Korea has recently been rocked by revelations that some people have purchased such degrees and used them to obtain employment or advance their careers. First, the revelations about fake degrees, forged qualifications and untruthful resumes were confined to noted figures in Korean life and now the spotlight is turning to native English-speaking teachers in private language institutes.
In fact, the first time I ever met someone who admitted working with a bogus qualification was during my short stint as an English teacher in a language institute here in Seoul 20 years ago. At that time, one of my fellow teachers, an American, was teaching on the strength of a degree in astrology which he had purchased from a back-page advertisement in the National Enquirer for $50.
Although his formal education had ended in his mid-teens, this man was largely self-educated and was a reasonably effective teacher. However, his situation was similar to that of a person who drives for a living while using a bogus driver’s license.
At the same time, a good friend who was in an administrative position at a large language institute in central Seoul was able to show me forged qualifications he had received from people applying for teaching positions at his institute.
At that time it was well known that degree certificates could be purchased on a certain street in Bangkok; a recent documentary on KBS-TV showed that is still true.
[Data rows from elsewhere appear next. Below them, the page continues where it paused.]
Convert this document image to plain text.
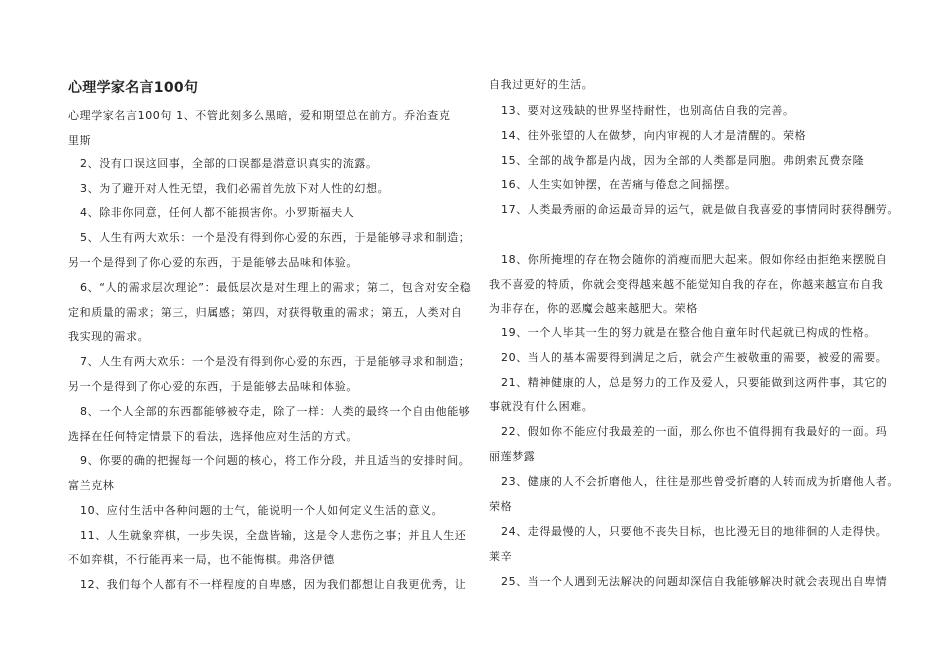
心理学家名言100句
心理学家名言100句 1、不管此刻多么黑暗，爱和期望总在前方。乔治查克
里斯
2、没有口误这回事，全部的口误都是潜意识真实的流露。
3、为了避开对人性无望，我们必需首先放下对人性的幻想。
4、除非你同意，任何人都不能损害你。小罗斯福夫人
5、人生有两大欢乐：一个是没有得到你心爱的东西，于是能够寻求和制造；
另一个是得到了你心爱的东西，于是能够去品味和体验。
6、“人的需求层次理论”：最低层次是对生理上的需求；第二，包含对安全稳
定和质量的需求；第三，归属感；第四，对获得敬重的需求；第五，人类对自
我实现的需求。
7、人生有两大欢乐：一个是没有得到你心爱的东西，于是能够寻求和制造；
另一个是得到了你心爱的东西，于是能够去品味和体验。
8、一个人全部的东西都能够被夺走，除了一样：人类的最终一个自由他能够
选择在任何特定情景下的看法，选择他应对生活的方式。
9、你要的确的把握每一个问题的核心，将工作分段，并且适当的安排时间。
富兰克林
10、应付生活中各种问题的士气，能说明一个人如何定义生活的意义。
11、人生就象弈棋，一步失误，全盘皆输，这是令人悲伤之事；并且人生还
不如弈棋，不行能再来一局，也不能悔棋。弗洛伊德
12、我们每个人都有不一样程度的自卑感，因为我们都想让自我更优秀，让
自我过更好的生活。
13、要对这残缺的世界坚持耐性，也别高估自我的完善。
14、往外张望的人在做梦，向内审视的人才是清醒的。荣格
15、全部的战争都是内战，因为全部的人类都是同胞。弗朗索瓦费奈隆
16、人生实如钟摆，在苦痛与倦怠之间摇摆。
17、人类最秀丽的命运最奇异的运气，就是做自我喜爱的事情同时获得酬劳。
18、你所掩埋的存在物会随你的消瘦而肥大起来。假如你经由拒绝来摆脱自
我不喜爱的特质，你就会变得越来越不能觉知自我的存在，你越来越宣布自我
为非存在，你的恶魔会越来越肥大。荣格
19、一个人毕其一生的努力就是在整合他自童年时代起就已构成的性格。
20、当人的基本需要得到满足之后，就会产生被敬重的需要，被爱的需要。
21、精神健康的人，总是努力的工作及爱人，只要能做到这两件事，其它的
事就没有什么困难。
22、假如你不能应付我最差的一面，那么你也不值得拥有我最好的一面。玛
丽莲梦露
23、健康的人不会折磨他人，往往是那些曾受折磨的人转而成为折磨他人者。
荣格
24、走得最慢的人，只要他不丧失目标，也比漫无目的地徘徊的人走得快。
莱辛
25、当一个人遇到无法解决的问题却深信自我能够解决时就会表现出自卑情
Bogus degrees purporting to come from bona-fide institutions and diplomas from diploma mills do nothing but hurt the quality of English teaching and the reputations of English language institutes, as well as undermine respect for the thousands of well-educated people who come to Korea to teach in language institutes, private and public schools, colleges and universities.
Since the widespread expansion of the private English language teaching sector in Korea that began in the early 1990s, I have known from experience that native English-speaking teachers here are often young, well-qualified recent college graduates or older people who have many years of teaching and life experience and are now looking to do something different in the latter part of their full-time working lives.
By and large, Korea benefits from the enthusiasm of the young and from the experience of the older veteran teachers. In this day and age, with Internet and e-mail, it should be easy to contact schools and verify qualifications granted by educational institutions abroad. Perhaps a special agency needs to be established in the Department of Education or other competent authority to act as a vetting body for teaching qualifications of non-national teachers. It is easy to compose a database of diploma mills and to insist that sealed academic transcripts be sent directly to the vetting body from the issuing institution. If people are needed urgently to fill positions they can be given conditional temporary work permits to stay here until their qualifications are verified.
It is also my experience, as someone involved in religious and educational work, that it is now standard practice throughout the world to expect candidates who wish to work with children to obtain or consent to a police clearance from the places where they have lived or worked before. If such child protection procedures are in place in many countries for voluntary Sunday school teachers and youth group leaders, they should also be in place for those who are teaching children here.
Of course, these all involve some expenditures of time and money but if standard vetting procedures are not in place, then these incidents of uncovering sub-standard practices and fraudulent qualifications will recur over and over again with the constant risk that unsuitable people will gain access to children.
It is no use pointing fingers at bogus teachers without putting the onus on those who employ them and those who issue their visas and work permits to see that all is done to insure the right people are hired for the right job.
*The writer is vicar for the English speaking congregation at the Anglican Cathedral in central Seoul.